Atomic Commit

When a client connects to the server, maybe it’s an ATM and it has to decice if the user can or cannot withdraw some money, it can commit the transaction or abort it. In order for a commit to be valid, there are some properties that have to be followed:

  1. All processes that reach a decision (commit or abort) must reach the same one.
  2. A process cannot change decision after reaching one.
  3. That “commit” decision can be reached only if all processes vote yes (if just one process doesn’t agree the commit cannot be reached) ()
  4. If there are no failures and all processes voted yes, then the decision must be “commit”.

System synchronous and no failures

0-failures.png

This is the simplest case, since all the nodes broadcast their decision to all the other nodes. Since there are no failures, all nodes know all the votes, and so they commit only if all the votes are yes, otherwise they abort.

System synchronous and 1 failure

1-failures.png

Todo

SEE AGAIN THIS PART: How can a single node know that an error has occurred?

System synchronous and failures

n-failures.png

2-Phase Commit

2-Phase commit is an atomic commit protocol.

This protocol contains a coordinator and many participants. The coordinator is chosen before runtime, that’s because choosing a coordinator at runtime is a problem of consensus and so it would be another problem.

The protocol works like this:

  • The coordinator sends a “vote request” message to the participants, in which it asks the vote of a participant, that would be yes or not;
  • When the participant receives the “vote request”, it chooses its vote and:
    • If it’s yes, sends Yes
    • If it’s no, sends No or abort the process
  • When the coordinator receives all the votes from the participants:
    • If all the votes are yes, it sends a “commit” message to the participants;
    • Otherwise, it sends an “abort” message to the participants.
  • When the participant receives the “commit” or “abort” message from the coordinator, they do the action.

Senza titolo-2022-10-11-1322.png

The protocol has to be tolerant to failures. Let’s assume there could be a lost message or a process crash.

Both the coordinator and the participants cannot wait forever for a message, so they embed a timeout after which they do something.

If a partecipant don’t receive a message from the coordinator once the timeout is over, they abort (it’s safe to do so).

If the coordinator doesn’t receive the message of a partecipant once the timeout is over, they send an “abort” message. This solution is safe since it doesn’t go against the properties. (The fourth property assumes there would be no failures).

What if a partecipant doesn’t receive the final “commit” or “abort” message? What should it do? Aborting would not be safe since the message could be “commit” and all the other processes would commit.

If the process has voted “Yes”, the solution is to ask to another process if they’ve committed or aborted and follow their lead. If also the other process it’s waiting the protocol it’s stuck.

If the process has voted “No”, it have already aborted or the message would surely be “abort, so there is no problem.

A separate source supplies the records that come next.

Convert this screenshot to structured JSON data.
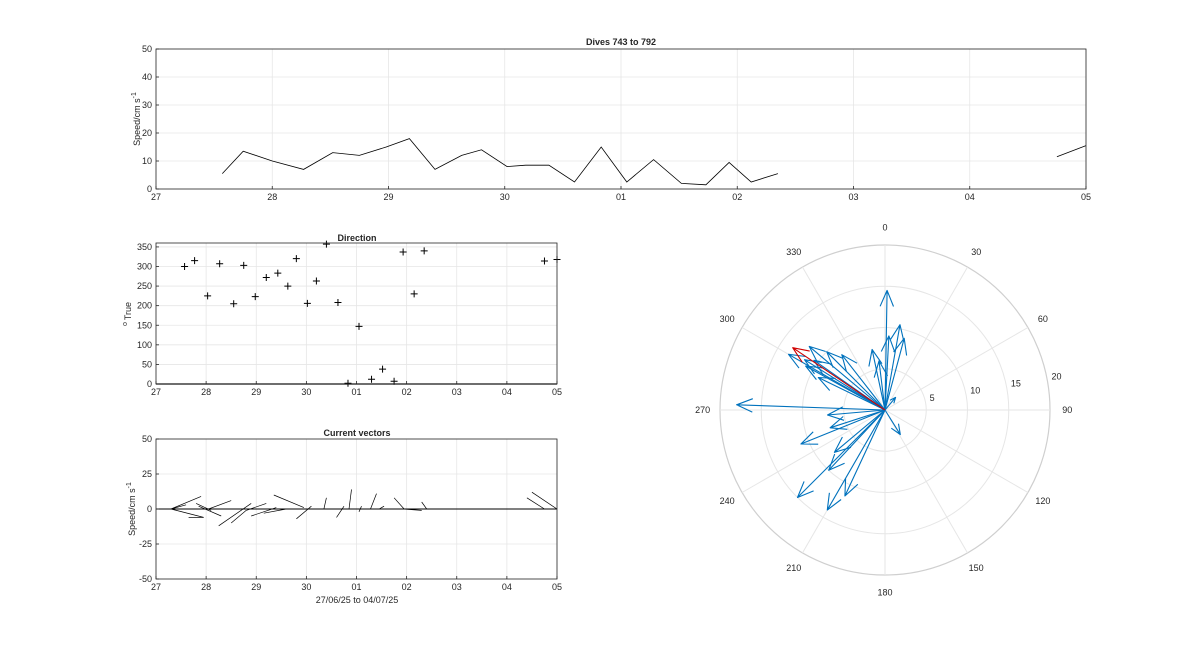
{
  "figure": {
    "background": "#ffffff",
    "axis_color": "#262626",
    "grid_color": "#e6e6e6",
    "line_color": "#000000",
    "vector_blue": "#0072BD",
    "vector_red": "#D00000"
  },
  "chart_data": [
    {
      "id": "speed",
      "type": "line",
      "title": "Dives 743 to 792",
      "xlabel": "",
      "ylabel": "Speed/cm s",
      "ylabel_exp": "-1",
      "xlim": [
        27,
        35
      ],
      "ylim": [
        0,
        50
      ],
      "xticks": [
        27,
        28,
        29,
        30,
        31,
        32,
        33,
        34,
        35
      ],
      "xtick_labels": [
        "27",
        "28",
        "29",
        "30",
        "01",
        "02",
        "03",
        "04",
        "05"
      ],
      "yticks": [
        0,
        10,
        20,
        30,
        40,
        50
      ],
      "grid": true,
      "segments": [
        [
          [
            27.57,
            5.5
          ],
          [
            27.75,
            13.5
          ],
          [
            28.0,
            10.0
          ],
          [
            28.27,
            7.0
          ],
          [
            28.52,
            13.0
          ],
          [
            28.75,
            12.0
          ],
          [
            28.98,
            15.0
          ],
          [
            29.18,
            18.0
          ],
          [
            29.4,
            7.0
          ],
          [
            29.63,
            12.0
          ],
          [
            29.8,
            14.0
          ],
          [
            30.02,
            8.0
          ],
          [
            30.18,
            8.5
          ],
          [
            30.38,
            8.5
          ],
          [
            30.6,
            2.5
          ],
          [
            30.83,
            15.0
          ],
          [
            31.05,
            2.5
          ],
          [
            31.28,
            10.5
          ],
          [
            31.52,
            2.0
          ],
          [
            31.73,
            1.5
          ],
          [
            31.93,
            9.5
          ],
          [
            32.12,
            2.5
          ],
          [
            32.35,
            5.5
          ]
        ],
        [
          [
            34.75,
            11.5
          ],
          [
            35.0,
            15.5
          ]
        ]
      ]
    },
    {
      "id": "direction",
      "type": "scatter",
      "title": "Direction",
      "xlabel": "",
      "ylabel": "True",
      "ylabel_prefix": "o",
      "xlim": [
        27,
        35
      ],
      "ylim": [
        0,
        360
      ],
      "xticks": [
        27,
        28,
        29,
        30,
        31,
        32,
        33,
        34,
        35
      ],
      "xtick_labels": [
        "27",
        "28",
        "29",
        "30",
        "01",
        "02",
        "03",
        "04",
        "05"
      ],
      "yticks": [
        0,
        50,
        100,
        150,
        200,
        250,
        300,
        350
      ],
      "grid": true,
      "marker": "+",
      "points": [
        [
          27.57,
          300
        ],
        [
          27.77,
          315
        ],
        [
          28.03,
          225
        ],
        [
          28.27,
          307
        ],
        [
          28.55,
          205
        ],
        [
          28.75,
          303
        ],
        [
          28.98,
          223
        ],
        [
          29.2,
          272
        ],
        [
          29.43,
          283
        ],
        [
          29.63,
          250
        ],
        [
          29.8,
          320
        ],
        [
          30.02,
          206
        ],
        [
          30.2,
          263
        ],
        [
          30.4,
          357
        ],
        [
          30.63,
          208
        ],
        [
          30.83,
          2
        ],
        [
          31.05,
          147
        ],
        [
          31.3,
          12
        ],
        [
          31.52,
          38
        ],
        [
          31.75,
          7
        ],
        [
          31.93,
          337
        ],
        [
          32.15,
          230
        ],
        [
          32.35,
          340
        ],
        [
          34.75,
          314
        ],
        [
          35.0,
          318
        ]
      ]
    },
    {
      "id": "vectors",
      "type": "line",
      "title": "Current vectors",
      "xlabel": "27/06/25 to 04/07/25",
      "ylabel": "Speed/cm s",
      "ylabel_exp": "-1",
      "xlim": [
        27,
        35
      ],
      "ylim": [
        -50,
        50
      ],
      "xticks": [
        27,
        28,
        29,
        30,
        31,
        32,
        33,
        34,
        35
      ],
      "xtick_labels": [
        "27",
        "28",
        "29",
        "30",
        "01",
        "02",
        "03",
        "04",
        "05"
      ],
      "yticks": [
        -50,
        -25,
        0,
        25,
        50
      ],
      "grid": true,
      "baseline": 0,
      "vectors": [
        [
          27.3,
          0,
          27.95,
          -6
        ],
        [
          27.3,
          0,
          27.6,
          3
        ],
        [
          27.3,
          0,
          27.9,
          9
        ],
        [
          27.65,
          -6,
          27.95,
          -6
        ],
        [
          27.8,
          4,
          28.1,
          -1
        ],
        [
          28.05,
          0,
          28.5,
          6
        ],
        [
          27.85,
          2,
          28.3,
          -5
        ],
        [
          28.25,
          -12,
          28.9,
          4
        ],
        [
          28.5,
          -10,
          28.8,
          -1
        ],
        [
          28.8,
          -1,
          29.2,
          4
        ],
        [
          28.9,
          -5,
          29.4,
          1
        ],
        [
          29.35,
          10,
          29.95,
          1
        ],
        [
          29.15,
          -3,
          29.6,
          0
        ],
        [
          29.8,
          -7,
          30.1,
          2
        ],
        [
          29.9,
          0,
          30.1,
          0
        ],
        [
          30.35,
          0,
          30.4,
          8
        ],
        [
          30.6,
          -6,
          30.75,
          2
        ],
        [
          30.85,
          0,
          30.9,
          14
        ],
        [
          31.05,
          -2,
          31.1,
          2
        ],
        [
          31.28,
          0,
          31.4,
          11
        ],
        [
          31.45,
          0,
          31.55,
          2
        ],
        [
          31.75,
          8,
          31.95,
          0
        ],
        [
          31.93,
          0,
          32.3,
          -1
        ],
        [
          32.3,
          5,
          32.4,
          0
        ],
        [
          34.4,
          8,
          34.75,
          0
        ],
        [
          34.5,
          12,
          35.0,
          0
        ]
      ]
    },
    {
      "id": "polar",
      "type": "scatter",
      "title": "",
      "xlabel": "",
      "ylabel": "",
      "kind": "compass",
      "rmax": 20,
      "rings": [
        5,
        10,
        15,
        20
      ],
      "ring_labels": [
        "5",
        "10",
        "15",
        "20"
      ],
      "angles": [
        0,
        30,
        60,
        90,
        120,
        150,
        180,
        210,
        240,
        270,
        300,
        330
      ],
      "angle_labels": [
        "0",
        "30",
        "60",
        "90",
        "120",
        "150",
        "180",
        "210",
        "240",
        "270",
        "300",
        "330"
      ],
      "vectors": [
        [
          300,
          13.5,
          "blue"
        ],
        [
          302,
          11.5,
          "blue"
        ],
        [
          305,
          10.5,
          "blue"
        ],
        [
          299,
          11.0,
          "blue"
        ],
        [
          296,
          9.0,
          "blue"
        ],
        [
          310,
          12.0,
          "blue"
        ],
        [
          315,
          10.0,
          "blue"
        ],
        [
          322,
          8.5,
          "blue"
        ],
        [
          348,
          7.5,
          "blue"
        ],
        [
          353,
          6.0,
          "blue"
        ],
        [
          1,
          14.5,
          "blue"
        ],
        [
          3,
          9.0,
          "blue"
        ],
        [
          10,
          10.5,
          "blue"
        ],
        [
          15,
          9.0,
          "blue"
        ],
        [
          40,
          2.0,
          "blue"
        ],
        [
          148,
          3.5,
          "blue"
        ],
        [
          205,
          11.5,
          "blue"
        ],
        [
          210,
          14.0,
          "blue"
        ],
        [
          225,
          15.0,
          "blue"
        ],
        [
          223,
          10.0,
          "blue"
        ],
        [
          230,
          8.0,
          "blue"
        ],
        [
          248,
          11.0,
          "blue"
        ],
        [
          252,
          7.0,
          "blue"
        ],
        [
          265,
          7.0,
          "blue"
        ],
        [
          272,
          18.0,
          "blue"
        ],
        [
          304,
          13.5,
          "red"
        ]
      ]
    }
  ]
}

The probability of being stuck is low but possible, since the problem cannot be solved in any case.

2-Phase Commit Recovery

If a process crashes, it should be able to reboot and recover its state after a certain interval of time in order to complete the transaction anyway. This could be achieved by logging.

The log is local to the process, since we cannot have a global log. This log is called DTLog and it works like this:

  1. When the coordinator C starts the transaction, DTLOG <- start2PC and adds some details like the partecipants list, the id of the transaction and other things.
  2. When a partecipant P votes, there are two cases:
    1. It votes “Yes”, then DTLOG <- yes before sending the vote. It’s important to log before sending the vote because if the process sends the vote and then crashes, it would recover, look at the log, see nothing and then abort. This will not be safe since the message sent is yes and the cordinator may send commit.
    2. When P votes No, then DTLOG <- no either before or after sending the vote. In this case it’s not important to log before because either the process crashes or not it will abort anyway.
  3. When C sends the “commit” or “abort” messgae, there are again two cases:
    1. When C sends commit, then DTLOG <- commit before sending the message. Before because if C crashes, it finds only start2PC and if it sends an abort it would not be safe.
    2. When C sends abort, then DTLOG <- abort before of after sending the message.
  4. When P receives the decision, then it logs it in DTLOG.